Accelerating apt-get

TCM's computers run Ubuntu, and are installed by using Ubuntu's installer to produce a very basic system, and then running a shell script which installs over 2,000 extra packages using apt-get. On some machines this script was taking over an hour to run, so this page describes how to accelerate things.

Apt-get uses dpkg, and both are very concerned to keep things in a state from which they can resume should the system crash. Afterall, if dpkg gets too confused one can no longer install even security patches. Like almost all OSes, Linux caches disk writes: a write to disk appears to the application to complete long before the data are actually written to permanent storage. With ext3 in most situations the data would be sent to the drive within five seconds of the write, and the ordering of writes of data and metadata were guaranteed. The performance optimisations of ext4 remove these guarantees: metadata may be written before data, and data writes may be delayed by about a minute.

Applications have a way of ensuring this does not happen. They can call fsync() on a file, which guarantees to flush all changes to it to the disk, and, on good OSes such as recent versions of Linux, through the disk drive's own small cache to permanent storage. As the disk drive has no idea to which files data in its cache belong, the last step involves flushing the entirety of the disk drive's cache. But fsync() negates most of the point of write caches, in that it greatly reduces opportunities for re-ordering writes for efficiency, and of combining multiple writes to the same disk block.
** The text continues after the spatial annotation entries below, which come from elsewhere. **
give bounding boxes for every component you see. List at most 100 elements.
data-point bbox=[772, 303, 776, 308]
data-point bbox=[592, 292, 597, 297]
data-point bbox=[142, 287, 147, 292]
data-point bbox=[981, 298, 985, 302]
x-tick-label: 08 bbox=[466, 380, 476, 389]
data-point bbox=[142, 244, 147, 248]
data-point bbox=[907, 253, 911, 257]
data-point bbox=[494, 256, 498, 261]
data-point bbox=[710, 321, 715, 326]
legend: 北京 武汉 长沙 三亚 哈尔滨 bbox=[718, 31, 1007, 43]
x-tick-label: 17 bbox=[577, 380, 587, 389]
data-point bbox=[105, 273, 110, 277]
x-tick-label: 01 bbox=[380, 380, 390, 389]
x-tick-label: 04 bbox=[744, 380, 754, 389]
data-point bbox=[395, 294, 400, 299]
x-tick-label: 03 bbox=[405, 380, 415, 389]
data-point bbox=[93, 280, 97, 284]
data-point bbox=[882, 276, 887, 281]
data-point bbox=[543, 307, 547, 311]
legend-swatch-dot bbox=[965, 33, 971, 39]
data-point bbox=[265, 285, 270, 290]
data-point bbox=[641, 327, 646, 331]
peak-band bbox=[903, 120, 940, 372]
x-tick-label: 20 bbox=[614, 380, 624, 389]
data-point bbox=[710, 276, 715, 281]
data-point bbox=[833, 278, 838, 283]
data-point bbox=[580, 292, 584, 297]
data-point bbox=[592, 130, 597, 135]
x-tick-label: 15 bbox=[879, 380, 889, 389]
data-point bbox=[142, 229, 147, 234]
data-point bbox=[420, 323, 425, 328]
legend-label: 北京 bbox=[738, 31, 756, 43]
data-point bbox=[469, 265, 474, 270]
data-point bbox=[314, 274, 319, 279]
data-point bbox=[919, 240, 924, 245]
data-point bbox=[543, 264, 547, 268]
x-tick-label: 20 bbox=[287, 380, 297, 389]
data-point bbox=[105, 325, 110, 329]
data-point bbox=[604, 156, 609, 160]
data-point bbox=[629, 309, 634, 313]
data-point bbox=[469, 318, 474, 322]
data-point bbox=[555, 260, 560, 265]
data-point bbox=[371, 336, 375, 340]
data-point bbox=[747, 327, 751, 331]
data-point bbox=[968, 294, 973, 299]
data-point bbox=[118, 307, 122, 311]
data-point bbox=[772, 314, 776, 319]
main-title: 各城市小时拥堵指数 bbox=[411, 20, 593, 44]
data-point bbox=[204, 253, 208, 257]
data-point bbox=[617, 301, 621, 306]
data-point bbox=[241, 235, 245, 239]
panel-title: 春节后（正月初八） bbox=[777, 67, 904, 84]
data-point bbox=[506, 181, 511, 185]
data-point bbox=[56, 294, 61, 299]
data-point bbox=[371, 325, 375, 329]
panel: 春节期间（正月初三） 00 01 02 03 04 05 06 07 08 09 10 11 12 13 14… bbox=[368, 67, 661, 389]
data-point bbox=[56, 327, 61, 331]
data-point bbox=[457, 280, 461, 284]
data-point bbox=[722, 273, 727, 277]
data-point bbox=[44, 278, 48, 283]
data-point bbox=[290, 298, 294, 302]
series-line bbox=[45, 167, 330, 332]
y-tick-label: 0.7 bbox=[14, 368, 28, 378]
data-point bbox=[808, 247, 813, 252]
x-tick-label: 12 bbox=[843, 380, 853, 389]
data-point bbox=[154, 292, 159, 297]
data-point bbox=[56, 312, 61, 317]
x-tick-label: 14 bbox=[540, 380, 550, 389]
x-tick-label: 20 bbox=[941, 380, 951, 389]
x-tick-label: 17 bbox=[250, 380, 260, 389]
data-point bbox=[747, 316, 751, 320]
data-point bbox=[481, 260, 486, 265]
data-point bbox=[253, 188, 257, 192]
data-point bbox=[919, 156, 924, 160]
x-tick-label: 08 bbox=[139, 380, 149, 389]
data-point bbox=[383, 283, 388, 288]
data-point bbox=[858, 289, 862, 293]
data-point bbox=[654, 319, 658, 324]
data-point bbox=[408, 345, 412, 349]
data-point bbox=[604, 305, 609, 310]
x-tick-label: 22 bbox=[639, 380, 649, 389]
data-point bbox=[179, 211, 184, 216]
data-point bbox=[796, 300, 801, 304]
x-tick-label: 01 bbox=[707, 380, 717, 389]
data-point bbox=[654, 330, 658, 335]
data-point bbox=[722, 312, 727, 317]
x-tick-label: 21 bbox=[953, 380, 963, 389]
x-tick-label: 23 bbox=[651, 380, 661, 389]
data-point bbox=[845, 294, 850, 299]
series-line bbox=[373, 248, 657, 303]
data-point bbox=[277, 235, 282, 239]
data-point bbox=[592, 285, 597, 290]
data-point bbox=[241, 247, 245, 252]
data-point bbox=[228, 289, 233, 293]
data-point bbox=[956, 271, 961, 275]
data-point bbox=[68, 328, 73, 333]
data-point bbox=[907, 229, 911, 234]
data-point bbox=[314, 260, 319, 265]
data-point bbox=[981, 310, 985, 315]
In the case of installing a machine, it is also all unnecessary. If a crash occurs during installation, then reinstalling is much simpler than trying to work out how to resume. Provided that the install ends with a clean shutdown, all data will be correctly written, and no calls to fsync() are needed.

Disabling fsync

With applications which use shared libraries, it is very simple to modify, or disable, a library call. One can write one's own library, and force its functions to be used in preference by setting the environment variable LD_PRELOAD. So here is some minimal code to behave like fsync(), even returning an error if called with an invalid file descriptor, but otherwise doing nothing:

#include <fcntl.h>

int fsync(int fd){
  if (fcntl(fd,F_GETFL)==-1) return 1; /* Will set errno appropriately */
  return 0;
}

This can then be made into a shared library:

$ gcc -c -fPIC nosync.c
$ gcc -shared -o libnosync.so nosync.o

Finally one needs to run apt-get with LD_PRELOAD set to the full path to the above library:

$ LD_PRELOAD=/path/to/libnosync.so apt-get install foo

On machines with spinning disks this generally reduces the installation time for my 2,000+ packages (served from a local mirror over a 1GBit/s link) by between a factor of two and three. The nervous might wish to run the sync command explicitly after the last apt-get, but it is not necessary.

Of course if your machine does crash after using the above, then apt is likely to be left in an unrecoverable state, with packages partially installed, and I take no responsibility for this.

Or, to put it another way, a very similar project names the resulting library "EatMyData".